The original church was built in the 12th century to serve the population to the south of the River Kennet, who found it difficult to reach St Mary's during winter floods of the river. Besides the southern section of the medieval borough, its parish also included the hamlet of Whitley, which then lay outside the borough boundary. In 1191 Pope Clement III gave the church to Reading Abbey and throughout the Middle Ages it enjoyed the right of sanctuary. In 1539, John Eynon, the then priest of St Giles', was found guilty of high treason and along with Hugh Cook Faringdon, the abbot of Reading Abbey, was hanged in front of the abbey gateway.

During the Civil War, when the Parliamentarian forces besieged Reading, the church tower was garrisoned by the King's forces and used as a gun platform. As a consequence it was in turn attacked by the besieging artillery and the upper part of the tower, including its spire, was destroyed in 1643. The fabric was restored at the end of hostilities.

Soldiers who died in the Battle of Reading (1688) during the Dutch invasion of England in the early part of the Glorious Revolution are buried here.

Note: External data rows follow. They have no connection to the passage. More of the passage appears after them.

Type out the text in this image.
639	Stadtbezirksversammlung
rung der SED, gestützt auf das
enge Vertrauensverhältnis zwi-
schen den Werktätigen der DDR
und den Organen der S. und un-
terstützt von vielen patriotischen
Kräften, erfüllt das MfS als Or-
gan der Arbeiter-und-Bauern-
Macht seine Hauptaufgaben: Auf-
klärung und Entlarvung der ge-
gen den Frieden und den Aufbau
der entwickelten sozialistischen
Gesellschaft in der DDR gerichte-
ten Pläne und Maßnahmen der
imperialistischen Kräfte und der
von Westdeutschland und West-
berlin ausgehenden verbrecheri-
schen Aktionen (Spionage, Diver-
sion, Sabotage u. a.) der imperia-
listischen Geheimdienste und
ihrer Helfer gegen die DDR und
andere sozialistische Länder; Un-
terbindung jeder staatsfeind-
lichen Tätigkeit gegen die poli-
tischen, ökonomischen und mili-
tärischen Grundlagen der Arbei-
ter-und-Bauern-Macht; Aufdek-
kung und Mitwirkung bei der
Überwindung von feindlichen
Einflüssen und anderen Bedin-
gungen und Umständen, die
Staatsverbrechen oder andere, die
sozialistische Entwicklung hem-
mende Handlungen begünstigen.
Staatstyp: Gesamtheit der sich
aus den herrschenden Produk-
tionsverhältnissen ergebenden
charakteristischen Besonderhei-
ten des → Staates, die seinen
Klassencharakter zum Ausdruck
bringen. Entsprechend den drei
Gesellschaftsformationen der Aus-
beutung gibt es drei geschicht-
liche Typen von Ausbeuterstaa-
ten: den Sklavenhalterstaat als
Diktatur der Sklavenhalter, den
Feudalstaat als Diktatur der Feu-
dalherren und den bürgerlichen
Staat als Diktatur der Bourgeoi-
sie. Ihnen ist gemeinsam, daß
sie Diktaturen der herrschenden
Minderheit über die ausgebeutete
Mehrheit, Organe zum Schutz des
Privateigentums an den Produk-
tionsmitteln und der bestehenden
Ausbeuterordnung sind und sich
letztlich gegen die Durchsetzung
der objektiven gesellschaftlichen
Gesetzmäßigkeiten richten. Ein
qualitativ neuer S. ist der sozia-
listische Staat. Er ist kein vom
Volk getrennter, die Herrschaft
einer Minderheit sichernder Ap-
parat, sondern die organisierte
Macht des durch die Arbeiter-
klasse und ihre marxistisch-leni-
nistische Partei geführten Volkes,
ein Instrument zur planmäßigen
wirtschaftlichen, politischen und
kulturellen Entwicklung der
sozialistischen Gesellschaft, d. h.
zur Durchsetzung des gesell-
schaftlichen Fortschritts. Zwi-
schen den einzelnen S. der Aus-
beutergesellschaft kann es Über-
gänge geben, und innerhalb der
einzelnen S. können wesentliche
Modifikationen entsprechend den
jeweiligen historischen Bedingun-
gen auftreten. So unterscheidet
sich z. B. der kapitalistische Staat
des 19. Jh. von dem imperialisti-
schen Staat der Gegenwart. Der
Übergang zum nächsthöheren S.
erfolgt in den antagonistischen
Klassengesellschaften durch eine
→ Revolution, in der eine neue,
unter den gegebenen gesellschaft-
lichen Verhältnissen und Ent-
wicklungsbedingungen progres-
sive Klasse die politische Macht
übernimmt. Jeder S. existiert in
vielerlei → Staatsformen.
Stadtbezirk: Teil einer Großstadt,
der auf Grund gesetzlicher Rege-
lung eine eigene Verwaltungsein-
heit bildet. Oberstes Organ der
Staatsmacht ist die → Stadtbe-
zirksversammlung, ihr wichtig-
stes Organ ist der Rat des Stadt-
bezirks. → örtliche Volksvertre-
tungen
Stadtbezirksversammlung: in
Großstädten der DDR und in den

In 1798 there was a disagreement between members of the congregation of St Giles' Church. Many of them left and founded a new chapel in Castle Street, on the site of Reading's old gaol. This chapel eventually became the Church of St Mary, Castle Street.

In 1872, the original small mediaeval church was rebuilt by James Piers St Aubyn in Early English style retaining only the 13th century aisle walls and Perpendicular style west tower. A new ashlar steeple was added in 1873. The exterior of the church is faced in flint and the roof is tiled. The church is a Grade II listed building.

==Present day==
The current Rector of St. Giles in Reading is David Harris, a Canadian.

The parish sits within the Anglo-Catholic tradition of the Church of England. As it opposes the ordination of women to the priesthood, St Giles is a member of Forward in Faith and receives alternative episcopal oversight from the Bishop of Oswestry.